Comparisons with existing frameworks underscore the capabilities of Scribbler. The system surpasses models like Sketch Inversion in generating high-fidelity outputs across various image domains. The inclusion of adversarial loss results in images with more realistic textures and colors and allows for variations in output, avoiding the monotony of similar images generated by other models.

The authors provide quantitative results showcasing the diversity and control this approach offers, such as the convincing colorization of grayscale images driven by user inputs. However, they acknowledge issues such as color leakage and challenges in maintaining strict adherence to color constraints when the adversarial loss is prioritized.

Implications and Future Directions

This research contributes significantly to controllable deep image synthesis. It demonstrates that interactive, user-guided image generation is feasible with contemporary neural networks. The findings suggest a promising future for AI applications in fields requiring rapid prototyping and design, such as graphic design or virtual character creation.

While the outcomes are promising, there are limitations, such as handling rare color scenarios or scaling issues. These represent future research directions, where enhancements could involve multi-scale network architectures and better delineation of color boundaries.
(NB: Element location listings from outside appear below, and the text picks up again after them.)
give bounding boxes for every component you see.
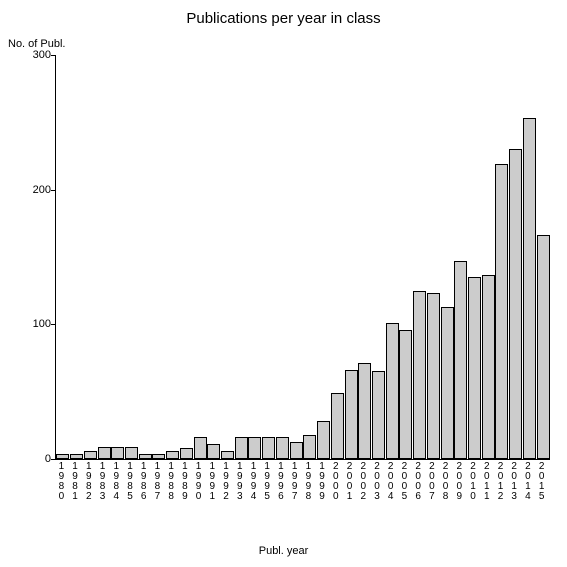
bar — [290, 442, 303, 460]
bar — [235, 437, 248, 459]
y-tick-label: 300 — [11, 49, 51, 61]
x-tick-label: 1986 — [140, 462, 147, 502]
bar — [70, 454, 83, 459]
bar — [468, 277, 481, 459]
bar — [441, 307, 454, 459]
y-tick-label: 200 — [11, 184, 51, 196]
x-tick-label: 2013 — [511, 462, 518, 502]
x-tick-label: 2005 — [401, 462, 408, 502]
x-tick-label: 1992 — [223, 462, 230, 502]
x-tick-label: 2011 — [483, 462, 490, 502]
x-tick-label: 1985 — [126, 462, 133, 502]
y-tick-mark — [51, 55, 55, 56]
bar — [221, 451, 234, 459]
bar — [537, 235, 550, 459]
x-tick-label: 2015 — [538, 462, 545, 502]
bar — [111, 447, 124, 459]
bar — [495, 164, 508, 459]
bar — [56, 454, 69, 459]
bar — [427, 293, 440, 459]
x-tick-label: 1982 — [85, 462, 92, 502]
x-tick-label: 2007 — [428, 462, 435, 502]
bar — [276, 437, 289, 459]
x-tick-label: 1984 — [113, 462, 120, 502]
bar — [413, 291, 426, 459]
bar — [523, 118, 536, 459]
bar — [166, 451, 179, 459]
y-tick-mark — [51, 459, 55, 460]
x-tick-label: 1994 — [250, 462, 257, 502]
bar — [248, 437, 261, 459]
bar — [125, 447, 138, 459]
x-tick-label: 1983 — [99, 462, 106, 502]
bar — [262, 437, 275, 459]
x-tick-label: 2001 — [346, 462, 353, 502]
x-tick-label: 1997 — [291, 462, 298, 502]
bar — [454, 261, 467, 459]
x-tick-label: 2006 — [415, 462, 422, 502]
bar — [84, 451, 97, 459]
x-tick-label: 1991 — [209, 462, 216, 502]
x-tick-label: 2010 — [470, 462, 477, 502]
y-tick-label: 100 — [11, 318, 51, 330]
bar — [303, 435, 316, 459]
x-tick-label: 2003 — [373, 462, 380, 502]
x-tick-label: 2000 — [332, 462, 339, 502]
bar — [152, 454, 165, 459]
bar — [386, 323, 399, 459]
bar — [399, 330, 412, 459]
x-tick-label: 1996 — [277, 462, 284, 502]
bar — [509, 149, 522, 459]
bar — [331, 393, 344, 459]
x-tick-label: 1987 — [154, 462, 161, 502]
x-tick-label: 2004 — [387, 462, 394, 502]
bar — [317, 421, 330, 459]
x-tick-label: 2002 — [360, 462, 367, 502]
x-tick-label: 1990 — [195, 462, 202, 502]
y-tick-mark — [51, 324, 55, 325]
x-tick-label: 2014 — [524, 462, 531, 502]
bar — [98, 447, 111, 459]
plot-area — [55, 55, 550, 460]
x-tick-label: 2012 — [497, 462, 504, 502]
x-tick-label: 1981 — [72, 462, 79, 502]
bar — [207, 444, 220, 459]
bar — [139, 454, 152, 459]
x-tick-label: 1980 — [58, 462, 65, 502]
bar — [482, 275, 495, 459]
x-tick-label: 1995 — [264, 462, 271, 502]
x-tick-label: 1999 — [319, 462, 326, 502]
x-tick-label: 1993 — [236, 462, 243, 502]
x-tick-label: 2008 — [442, 462, 449, 502]
x-tick-label: 2009 — [456, 462, 463, 502]
chart-title: Publications per year in class — [0, 10, 567, 27]
x-tick-label: 1989 — [181, 462, 188, 502]
y-tick-mark — [51, 190, 55, 191]
x-tick-label: 1988 — [168, 462, 175, 502]
x-axis-label: Publ. year — [0, 545, 567, 557]
chart-container: Publications per year in class No. of Pu… — [0, 0, 567, 567]
bar — [372, 371, 385, 459]
x-tick-label: 1998 — [305, 462, 312, 502]
bar — [180, 448, 193, 459]
y-tick-label: 0 — [11, 453, 51, 465]
bar — [345, 370, 358, 459]
bar — [194, 437, 207, 459]
bar — [358, 363, 371, 459]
The practical implications reach beyond simple artistic applications. The ability for non-experts to generate realistic images from sketches and color constraints could profoundly impact educational tools, assistive technologies, and creative industries.

In conclusion, "Scribbler" represents a significant advancement in user-controllable image synthesis. By effectively balancing user input, computational constraints, and output realism, it opens new vistas for interactive AI-driven image creation. As these methods are refined, their incorporation into broader applications will likely become increasingly prevalent.